Stock market today: Nasdaq leads stocks lower as Wall Street braces for Tesla earnings
Sales of existing homes fell in September as house hunters remained on the fence about buying a home despite mortgage rates easing during the month.
Existing home sales slipped 1.0% from August’s tally to a seasonally adjusted annual rate of 3.84 million, the National Association of Realtors said Wednesday. That marked the lowest rate since October 2010. Economists polled by Bloomberg expected a pace of 3.88 million in September.
On a yearly basis, sales of previously owned homes were 3.5% lower in September.
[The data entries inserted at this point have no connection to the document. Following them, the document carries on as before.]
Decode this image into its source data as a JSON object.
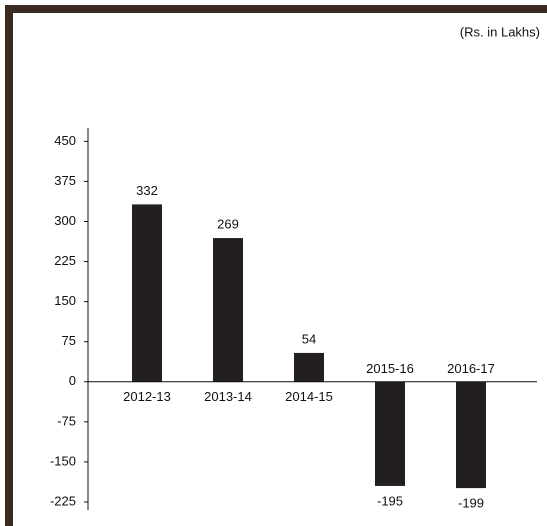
{
  "chart_data": {
    "type": "bar",
    "subtitle": "(Rs. in Lakhs)",
    "categories": [
      "2012-13",
      "2013-14",
      "2014-15",
      "2015-16",
      "2016-17"
    ],
    "values": [
      332,
      269,
      54,
      -195,
      -199
    ],
    "color": "#231f20",
    "ylim": [
      -240,
      475
    ],
    "yticks": [
      -225,
      -150,
      -75,
      0,
      75,
      150,
      225,
      300,
      375,
      450
    ]
  }
}
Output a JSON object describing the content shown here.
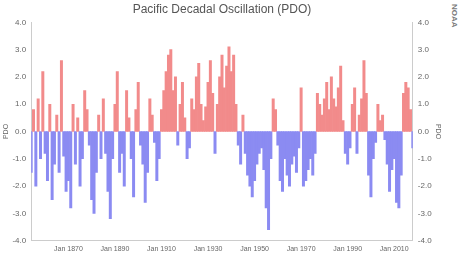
{
  "chart_data": {
    "type": "bar",
    "title": "Pacific Decadal Oscillation (PDO)",
    "y_label": "PDO",
    "y2_label": "PDO",
    "annotation": "NOAA",
    "grid": false,
    "categories": [
      null,
      null,
      null,
      null,
      null,
      null,
      null,
      null,
      null,
      null,
      null,
      null,
      null,
      null,
      null,
      null,
      "Jan 1870",
      null,
      null,
      null,
      null,
      null,
      null,
      null,
      null,
      null,
      null,
      null,
      null,
      null,
      null,
      null,
      null,
      null,
      null,
      null,
      "Jan 1890",
      null,
      null,
      null,
      null,
      null,
      null,
      null,
      null,
      null,
      null,
      null,
      null,
      null,
      null,
      null,
      null,
      null,
      null,
      null,
      "Jan 1910",
      null,
      null,
      null,
      null,
      null,
      null,
      null,
      null,
      null,
      null,
      null,
      null,
      null,
      null,
      null,
      null,
      null,
      null,
      null,
      "Jan 1930",
      null,
      null,
      null,
      null,
      null,
      null,
      null,
      null,
      null,
      null,
      null,
      null,
      null,
      null,
      null,
      null,
      null,
      null,
      null,
      "Jan 1950",
      null,
      null,
      null,
      null,
      null,
      null,
      null,
      null,
      null,
      null,
      null,
      null,
      null,
      null,
      null,
      null,
      null,
      null,
      null,
      "Jan 1970",
      null,
      null,
      null,
      null,
      null,
      null,
      null,
      null,
      null,
      null,
      null,
      null,
      null,
      null,
      null,
      null,
      null,
      null,
      null,
      "Jan 1990",
      null,
      null,
      null,
      null,
      null,
      null,
      null,
      null,
      null,
      null,
      null,
      null,
      null,
      null,
      null,
      null,
      null,
      null,
      null,
      "Jan 2010",
      null,
      null,
      null,
      null,
      null,
      null,
      null,
      null
    ],
    "values": [
      -1.5,
      0.8,
      -2.0,
      1.2,
      -1.0,
      2.2,
      -0.8,
      -1.8,
      1.0,
      -2.5,
      -1.2,
      0.6,
      -1.5,
      2.6,
      -0.9,
      -2.2,
      -1.8,
      -2.8,
      1.0,
      -1.2,
      0.5,
      -2.0,
      -1.0,
      1.5,
      0.8,
      -0.5,
      -2.5,
      -3.0,
      -1.5,
      0.6,
      -1.0,
      1.2,
      -0.8,
      -2.2,
      -3.2,
      -1.0,
      1.0,
      2.2,
      -1.5,
      -0.8,
      -2.0,
      1.5,
      0.5,
      -1.0,
      -2.4,
      0.8,
      1.8,
      -0.5,
      -1.2,
      -2.6,
      -1.5,
      1.2,
      0.6,
      -0.4,
      -1.8,
      -1.0,
      0.8,
      1.5,
      2.2,
      2.8,
      3.0,
      1.5,
      2.0,
      -0.5,
      1.0,
      1.8,
      0.5,
      -1.0,
      -0.6,
      1.2,
      0.8,
      2.0,
      2.5,
      1.0,
      0.4,
      0.9,
      1.8,
      2.6,
      1.4,
      -0.8,
      1.0,
      2.0,
      2.8,
      1.6,
      2.4,
      3.1,
      2.2,
      2.8,
      1.0,
      -0.5,
      -1.2,
      0.6,
      -0.8,
      -1.6,
      -2.0,
      -2.4,
      -1.8,
      -1.2,
      -0.8,
      -0.6,
      -1.4,
      -2.8,
      -3.6,
      -1.0,
      1.2,
      0.8,
      -0.5,
      -1.8,
      -2.2,
      -1.0,
      -1.6,
      -2.0,
      -1.2,
      -0.9,
      -1.5,
      -0.6,
      1.6,
      -2.0,
      -1.8,
      -1.4,
      -1.0,
      -1.6,
      -0.8,
      1.4,
      1.0,
      0.6,
      1.2,
      1.8,
      0.8,
      2.0,
      1.2,
      0.9,
      1.6,
      2.4,
      0.4,
      -0.8,
      -1.2,
      -0.6,
      1.0,
      1.6,
      -0.8,
      0.6,
      1.2,
      2.6,
      1.4,
      -1.6,
      -2.4,
      -1.0,
      -0.4,
      1.0,
      0.4,
      0.6,
      -0.3,
      -1.2,
      -2.2,
      -1.4,
      -1.0,
      -2.6,
      -2.8,
      -1.6,
      1.4,
      1.8,
      1.6,
      0.8,
      -0.6
    ],
    "colors": [
      "#8b8bf2",
      "#f28b8b",
      "#8b8bf2",
      "#f28b8b",
      "#8b8bf2",
      "#f28b8b",
      "#8b8bf2",
      "#8b8bf2",
      "#f28b8b",
      "#8b8bf2",
      "#8b8bf2",
      "#f28b8b",
      "#8b8bf2",
      "#f28b8b",
      "#8b8bf2",
      "#8b8bf2",
      "#8b8bf2",
      "#8b8bf2",
      "#f28b8b",
      "#8b8bf2",
      "#f28b8b",
      "#8b8bf2",
      "#8b8bf2",
      "#f28b8b",
      "#f28b8b",
      "#8b8bf2",
      "#8b8bf2",
      "#8b8bf2",
      "#8b8bf2",
      "#f28b8b",
      "#8b8bf2",
      "#f28b8b",
      "#8b8bf2",
      "#8b8bf2",
      "#8b8bf2",
      "#8b8bf2",
      "#f28b8b",
      "#f28b8b",
      "#8b8bf2",
      "#8b8bf2",
      "#8b8bf2",
      "#f28b8b",
      "#f28b8b",
      "#8b8bf2",
      "#8b8bf2",
      "#f28b8b",
      "#f28b8b",
      "#8b8bf2",
      "#8b8bf2",
      "#8b8bf2",
      "#8b8bf2",
      "#f28b8b",
      "#f28b8b",
      "#8b8bf2",
      "#8b8bf2",
      "#8b8bf2",
      "#f28b8b",
      "#f28b8b",
      "#f28b8b",
      "#f28b8b",
      "#f28b8b",
      "#f28b8b",
      "#f28b8b",
      "#8b8bf2",
      "#f28b8b",
      "#f28b8b",
      "#f28b8b",
      "#8b8bf2",
      "#8b8bf2",
      "#f28b8b",
      "#f28b8b",
      "#f28b8b",
      "#f28b8b",
      "#f28b8b",
      "#f28b8b",
      "#f28b8b",
      "#f28b8b",
      "#f28b8b",
      "#f28b8b",
      "#8b8bf2",
      "#f28b8b",
      "#f28b8b",
      "#f28b8b",
      "#f28b8b",
      "#f28b8b",
      "#f28b8b",
      "#f28b8b",
      "#f28b8b",
      "#f28b8b",
      "#8b8bf2",
      "#8b8bf2",
      "#f28b8b",
      "#8b8bf2",
      "#8b8bf2",
      "#8b8bf2",
      "#8b8bf2",
      "#8b8bf2",
      "#8b8bf2",
      "#8b8bf2",
      "#8b8bf2",
      "#8b8bf2",
      "#8b8bf2",
      "#8b8bf2",
      "#8b8bf2",
      "#f28b8b",
      "#f28b8b",
      "#8b8bf2",
      "#8b8bf2",
      "#8b8bf2",
      "#8b8bf2",
      "#8b8bf2",
      "#8b8bf2",
      "#8b8bf2",
      "#8b8bf2",
      "#8b8bf2",
      "#8b8bf2",
      "#f28b8b",
      "#8b8bf2",
      "#8b8bf2",
      "#8b8bf2",
      "#8b8bf2",
      "#8b8bf2",
      "#8b8bf2",
      "#f28b8b",
      "#f28b8b",
      "#f28b8b",
      "#f28b8b",
      "#f28b8b",
      "#f28b8b",
      "#f28b8b",
      "#f28b8b",
      "#f28b8b",
      "#f28b8b",
      "#f28b8b",
      "#f28b8b",
      "#8b8bf2",
      "#8b8bf2",
      "#8b8bf2",
      "#f28b8b",
      "#f28b8b",
      "#8b8bf2",
      "#f28b8b",
      "#f28b8b",
      "#f28b8b",
      "#f28b8b",
      "#8b8bf2",
      "#8b8bf2",
      "#8b8bf2",
      "#8b8bf2",
      "#f28b8b",
      "#f28b8b",
      "#f28b8b",
      "#8b8bf2",
      "#8b8bf2",
      "#8b8bf2",
      "#8b8bf2",
      "#8b8bf2",
      "#8b8bf2",
      "#8b8bf2",
      "#8b8bf2",
      "#f28b8b",
      "#f28b8b",
      "#f28b8b",
      "#f28b8b",
      "#8b8bf2"
    ],
    "ylim": [
      -4,
      4
    ],
    "yticks": [
      {
        "value": -4,
        "label": "-4.0"
      },
      {
        "value": -3,
        "label": "-3.0"
      },
      {
        "value": -2,
        "label": "-2.0"
      },
      {
        "value": -1,
        "label": "-1.0"
      },
      {
        "value": 0,
        "label": "0.0"
      },
      {
        "value": 1,
        "label": "1.0"
      },
      {
        "value": 2,
        "label": "2.0"
      },
      {
        "value": 3,
        "label": "3.0"
      },
      {
        "value": 4,
        "label": "4.0"
      }
    ],
    "y2lim": [
      -4,
      4
    ],
    "y2ticks": [
      {
        "value": -4,
        "label": "-4.0"
      },
      {
        "value": -3,
        "label": "-3.0"
      },
      {
        "value": -2,
        "label": "-2.0"
      },
      {
        "value": -1,
        "label": "-1.0"
      },
      {
        "value": 0,
        "label": "0.0"
      },
      {
        "value": 1,
        "label": "1.0"
      },
      {
        "value": 2,
        "label": "2.0"
      },
      {
        "value": 3,
        "label": "3.0"
      },
      {
        "value": 4,
        "label": "4.0"
      }
    ]
  }
}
The median home price rose 3.0% from last September to $404,500, marking the 15th consecutive month of annual price increases.
“Home sales have been essentially stuck at around a 4 million-unit pace for the past 12 months,” NAR chief economist Lawrence Yun said in a press release.
There have been significant challenges that have weighed on sales activity, including a lack of inventory, escalating prices, and elevated mortgage rates. Last month, however, those factors turned around.
The Federal Reserve cut its benchmark rate by half a percentage point in September. While the central bank doesn’t set mortgage rates, its actions influence their direction of movement.
Mortgage rates hit the lowest level since February 2023 ahead of the Fed decision to ease, while listing inventory picked up.
But overall, that hasn’t been enough to entice buyers.
“Some consumers are hesitating about moving forward with a major expenditure like purchasing a home before the upcoming election,” Yun said.